编程教程以编写屏幕录像的形式非常重要,这对初学者和经验丰富的开发者都至关重要。然而,由于视频格式的难度,编写屏幕录像教程存在一定的挑战。为了解决大规模和多样数据集的缺乏问题,我们介绍了CodeSCAN数据集。该数据集包含从Visual Studio Code开发环境中捕获的12,000个屏幕截图,涵盖了24种编程语言,25种字体以及超过90个独特主题,还包括多样布局变化和真实的用户交互。此外,我们详细评估了集成开发环境(IDE)元素检测、颜色-to-black-and-white转换和光学字符识别(OCR)的性能。我们希望我们的贡献促进更多研究屏幕录像分析,并将创建数据集和基准的源代码公开发布在网站上。
https://arxiv.org/abs/2409.18556
This paper presents a benchmark dataset for aligning lecture videos with corresponding slides and introduces a novel multimodal algorithm leveraging features from speech, text, and images. It achieves an average accuracy of 0.82 in comparison to SIFT (0.56) while being approximately 11 times faster. Using dynamic programming the algorithm tries to determine the optimal slide sequence. The results show that penalizing slide transitions increases accuracy. Features obtained via optical character recognition (OCR) contribute the most to a high matching accuracy, followed by image features. The findings highlight that audio transcripts alone provide valuable information for alignment and are beneficial if OCR data is lacking. Variations in matching accuracy across different lectures highlight the challenges associated with video quality and lecture style. The novel multimodal algorithm demonstrates robustness to some of these challenges, underscoring the potential of the approach.
本文提出了一种用于将讲座视频与相应幻灯片对齐的基准数据集,并引入了一种利用语音、文本和图像特征的新颖多模态算法。与SIFT(0.56)相比,它实现了平均准确率0.82,速度大约快了11倍。通过动态规划算法,该算法试图确定最优幻灯片序列。结果表明,惩罚幻灯片转换可以提高准确率。通过光学字符识别(OCR)获得的特征对高匹配准确率做出了最大贡献,其次是图像特征。这些发现突出了音频转录 alone 提供 valuable information for alignment 以及如果 OCR data 缺乏时,这种方法是有益的。不同讲座之间的匹配准确率差异突出了视频质量和讲座风格所带来的挑战。新颖的多模态算法表明对其中一些挑战具有容错性,并强调了这个方法的未来潜力。

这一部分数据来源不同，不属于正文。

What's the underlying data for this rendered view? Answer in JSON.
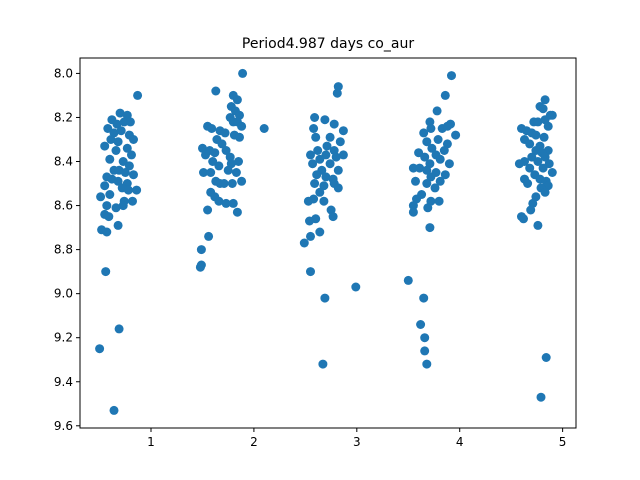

https://arxiv.org/abs/2409.16765
As Vision-Language Models (VLMs) advance, human-centered Assistive Technologies (ATs) for helping People with Visual Impairments (PVIs) are evolving into generalists, capable of performing multiple tasks simultaneously. However, benchmarking VLMs for ATs remains under-explored. To bridge this gap, we first create a novel AT benchmark (@Bench). Guided by a pre-design user study with PVIs, our benchmark includes the five most crucial vision-language tasks: Panoptic Segmentation, Depth Estimation, Optical Character Recognition (OCR), Image Captioning, and Visual Question Answering (VQA). Besides, we propose a novel AT model (@Model) that addresses all tasks simultaneously and can be expanded to more assistive functions for helping PVIs. Our framework exhibits outstanding performance across tasks by integrating multi-modal information, and it offers PVIs a more comprehensive assistance. Extensive experiments prove the effectiveness and generalizability of our framework.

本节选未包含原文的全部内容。